The International Monetary Fund (IMF) has revised its growth projections for China in 2023 and 2024 downwards, attributing this adjustment to a decelerating recovery and highlighting vulnerabilities in the country's real estate sector.
According to the latest regional economic outlook report released on Wednesday, the IMF has lowered its growth forecasts for China. The world's second-largest economy is now projected to grow by 5% this year and 4.2% in the following year. These figures represent a decrease from the IMF's earlier April forecast of 5.2% and 4.5%, respectively.
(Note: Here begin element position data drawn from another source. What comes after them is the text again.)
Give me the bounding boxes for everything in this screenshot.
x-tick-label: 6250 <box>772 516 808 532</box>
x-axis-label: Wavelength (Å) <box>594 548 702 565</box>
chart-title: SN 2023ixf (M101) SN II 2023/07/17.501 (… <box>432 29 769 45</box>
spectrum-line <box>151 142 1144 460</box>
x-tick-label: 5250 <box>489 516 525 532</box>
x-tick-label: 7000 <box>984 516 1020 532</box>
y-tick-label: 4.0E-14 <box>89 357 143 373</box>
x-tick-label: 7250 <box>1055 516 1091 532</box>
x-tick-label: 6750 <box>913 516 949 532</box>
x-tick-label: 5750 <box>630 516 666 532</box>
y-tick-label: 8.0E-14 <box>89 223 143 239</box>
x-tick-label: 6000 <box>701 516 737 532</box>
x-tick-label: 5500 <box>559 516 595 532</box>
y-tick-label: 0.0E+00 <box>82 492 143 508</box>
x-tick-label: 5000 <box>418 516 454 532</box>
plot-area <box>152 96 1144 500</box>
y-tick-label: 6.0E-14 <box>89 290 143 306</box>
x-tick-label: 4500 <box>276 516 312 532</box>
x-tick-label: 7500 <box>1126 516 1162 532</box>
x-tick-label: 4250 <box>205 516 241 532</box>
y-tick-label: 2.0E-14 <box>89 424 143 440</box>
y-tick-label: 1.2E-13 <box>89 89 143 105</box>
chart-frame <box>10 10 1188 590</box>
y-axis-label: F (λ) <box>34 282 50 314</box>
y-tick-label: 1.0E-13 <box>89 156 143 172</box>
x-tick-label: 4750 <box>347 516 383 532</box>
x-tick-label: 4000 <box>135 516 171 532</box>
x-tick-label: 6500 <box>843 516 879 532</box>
"In China, the recovery is losing steam, with manufacturing purchasing managers' indexes entering contracting territory from April to August and conditions in the real estate sector weakening further," the report stated.
The report projected that a prolonged housing market correction in China would in the near-term "trigger greater financial stress among property developers and larger asset quality deterioration".
The potential consequence of this could lead to a 1.6% reduction in China's gross domestic product (GDP) compared to the baseline by 2025, and a 0.6% decline in global GDP relative to the baseline, as per the report.
The IMF's 2023 assessment for Asia and the Pacific appeared more optimistic, labeling it as "the most dynamic region this year."
The agency upheld its prior growth forecast for the region, remaining at 4.6% for 2023. It stated that economic activity in the region was set to account for approximately two-thirds of worldwide growth this year.
While growth in Asia and the Pacific region is anticipated to decelerate to 4.2% next year. The IMF foresees a further reduction to 3.9% in the medium term, marking the lowest growth rate in the past two decades, except for 2020. This slower growth is primarily attributed to China's structural slowdown and diminished productivity growth in several other economies, which collectively place a burden on the region.
In Asia, a noteworthy aspect is the disinflation trend, and it is anticipated that the region, excluding Japan, will align with their respective central bank inflation targets by the end of the upcoming year.
"This puts Asia ahead of the rest of the world, which, in general, will not see inflation returning to target until at least 2025," it said.
Central banks in the region, however, should guard against easing monetary policy prematurely, the IMF added.
"Central banks should carry through with policies to ensure that inflation is durably at appropriate targets. As tight monetary conditions can place strains on financial stability, strengthening financial supervision, vigilant monitoring of systemic risks, and modernizing resolution frameworks are critical."